Italy's FIGC (Federazione Italiana Giuoco Calcio) elects a president on Monday 22 June, a clean two-horse race after ANAC (Italy's anti-corruption authority) cleared Giovanni Malago on 18 June . Malago carries Serie A backing and roughly 18% of delegates; Giancarlo Abete, the Lega Dilettanti (amateur leagues) candidate, holds about 34%. The vote proceeds without the legal cloud that hung over it after ANAC missed an earlier eligibility deadline .
The winner inherits a documented EUR5.5 billion club-debt file, which makes the first task legislative rather than sporting. Three reforms all need parliament: reinstatement of the Growth Decree tax break for signing young Italians, repeal of the 2018 gambling-advertising ban, and a 1% levy on betting turnover earmarked for football. None can be enacted by federation vote.
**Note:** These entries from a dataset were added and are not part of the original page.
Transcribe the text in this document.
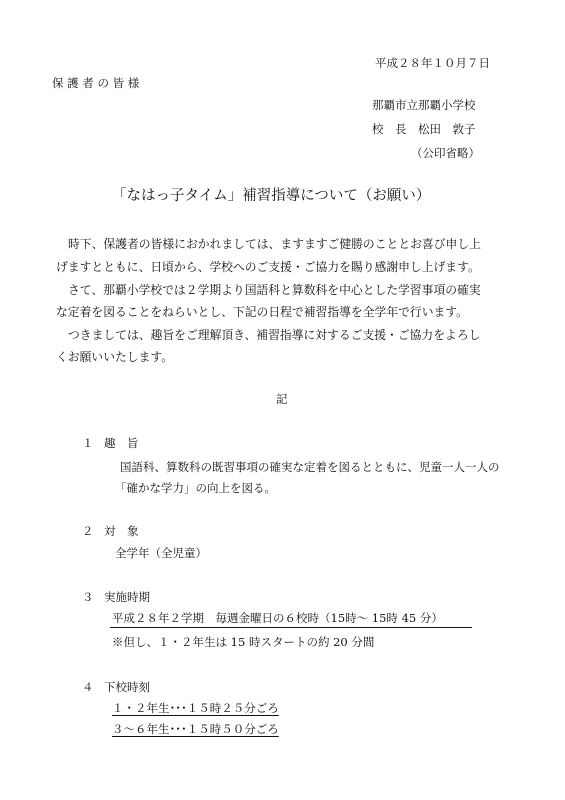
平成２８年１０月７日
保 護 者 の 皆 様
那覇市立那覇小学校
校　長　松田　敦子
（公印省略）
「なはっ子タイム」補習指導について（お願い）
時下、保護者の皆様におかれましては、ますますご健勝のこととお喜び申し上
げますとともに、日頃から、学校へのご支援・ご協力を賜り感謝申し上げます。
さて、那覇小学校では２学期より国語科と算数科を中心とした学習事項の確実
な定着を図ることをねらいとし、下記の日程で補習指導を全学年で行います。
つきましては、趣旨をご理解頂き、補習指導に対するご支援・ご協力をよろし
くお願いいたします。
記
１ 趣　旨
国語科、算数科の既習事項の確実な定着を図るとともに、児童一人一人の
「確かな学力」の向上を図る。
２ 対　象
全学年（全児童）
３ 実施時期
平成２８年２学期　毎週金曜日の６校時（15時～ 15時 45 分）
※但し、１・２年生は 15 時スタートの約 20 分間
４ 下校時刻
１・２年生･･･１５時２５分ごろ
３～６年生･･･１５時５０分ごろ
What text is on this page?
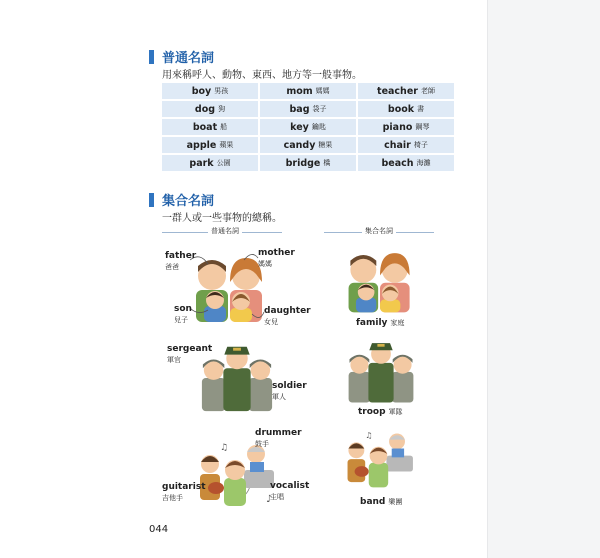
普通名詞
用來稱呼人、動物、東西、地方等一般事物。
boy 男孩	mom 媽媽	teacher 老師
dog 狗	bag 袋子	book 書
boat 船	key 鑰匙	piano 鋼琴
apple 蘋果	candy 糖果	chair 椅子
park 公園	bridge 橋	beach 海灘
集合名詞
一群人或一些事物的總稱。
普通名詞	集合名詞
father
爸爸
mother
媽媽
son
兒子
daughter
女兒	family 家庭
sergeant
軍官
soldier
軍人
troop 軍隊
♪
♫
drummer
鼓手
guitarist
吉他手
vocalist
主唱
♫
band 樂團
044
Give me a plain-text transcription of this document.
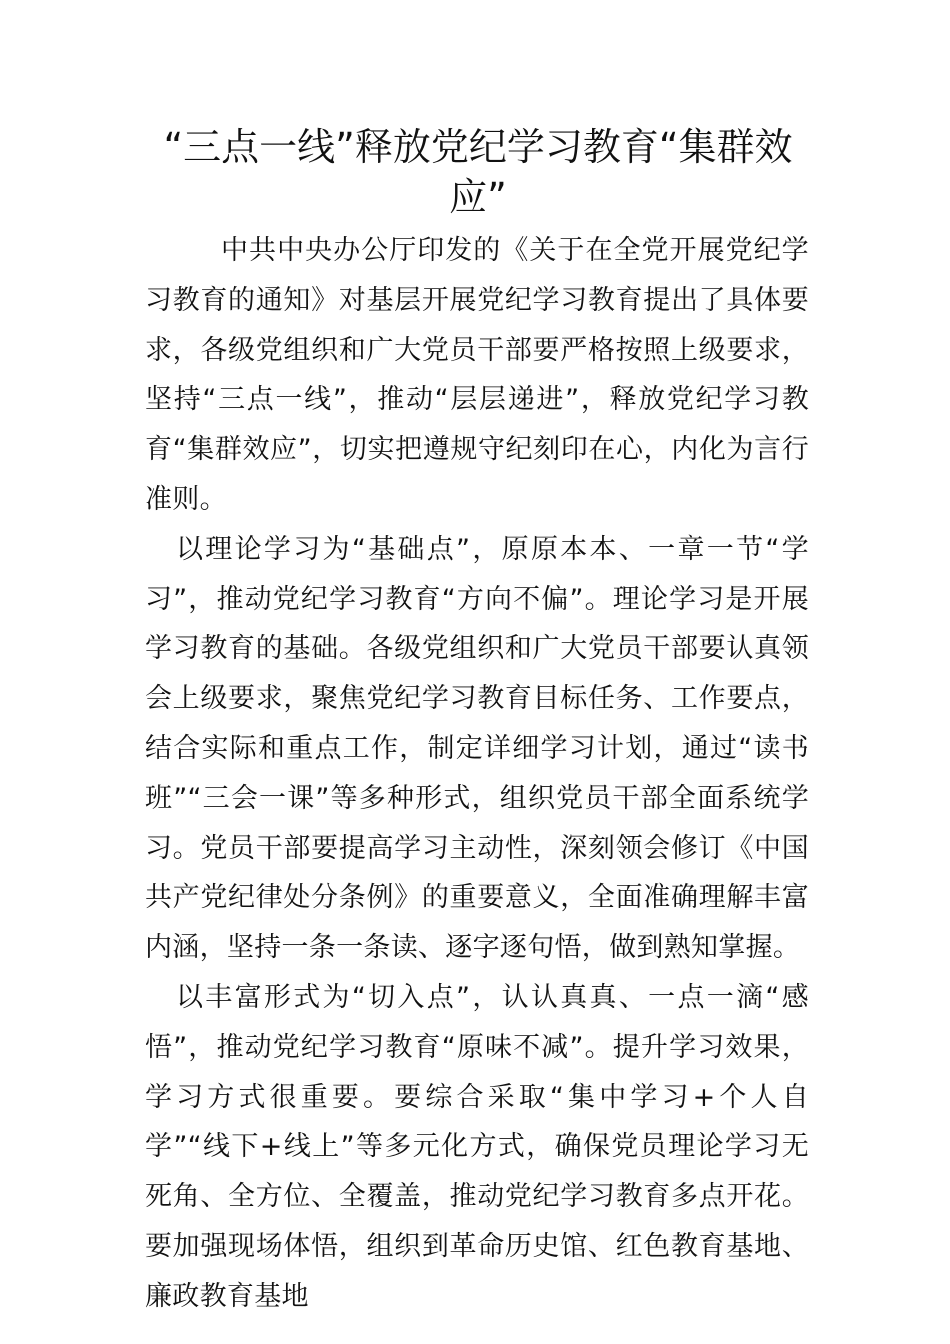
“三点一线”释放党纪学习教育“集群效应”

中共中央办公厅印发的《关于在全党开展党纪学习教育的通知》对基层开展党纪学习教育提出了具体要求，各级党组织和广大党员干部要严格按照上级要求，坚持“三点一线”，推动“层层递进”，释放党纪学习教育“集群效应”，切实把遵规守纪刻印在心，内化为言行准则。

以理论学习为“基础点”，原原本本、一章一节“学习”，推动党纪学习教育“方向不偏”。理论学习是开展学习教育的基础。各级党组织和广大党员干部要认真领会上级要求，聚焦党纪学习教育目标任务、工作要点，结合实际和重点工作，制定详细学习计划，通过“读书班”“三会一课”等多种形式，组织党员干部全面系统学习。党员干部要提高学习主动性，深刻领会修订《中国共产党纪律处分条例》的重要意义，全面准确理解丰富内涵，坚持一条一条读、逐字逐句悟，做到熟知掌握。

以丰富形式为“切入点”，认认真真、一点一滴“感悟”，推动党纪学习教育“原味不减”。提升学习效果，学习方式很重要。要综合采取“集中学习+个人自学”“线下+线上”等多元化方式，确保党员理论学习无死角、全方位、全覆盖，推动党纪学习教育多点开花。要加强现场体悟，组织到革命历史馆、红色教育基地、廉政教育基地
That is the mechanism behind the candidate field. A FIGC president can set national-team policy and run the leagues, but cannot legislate, so the debt file can only move through laws the new president lobbies for rather than passes. The clubs backed Malago, a former CONI head with cross-bench access, over a former-player candidate because the job that matters is in parliament, not the dressing room. The presidency is decided in a hall in Rome; the file it inherits is decided across the Tiber.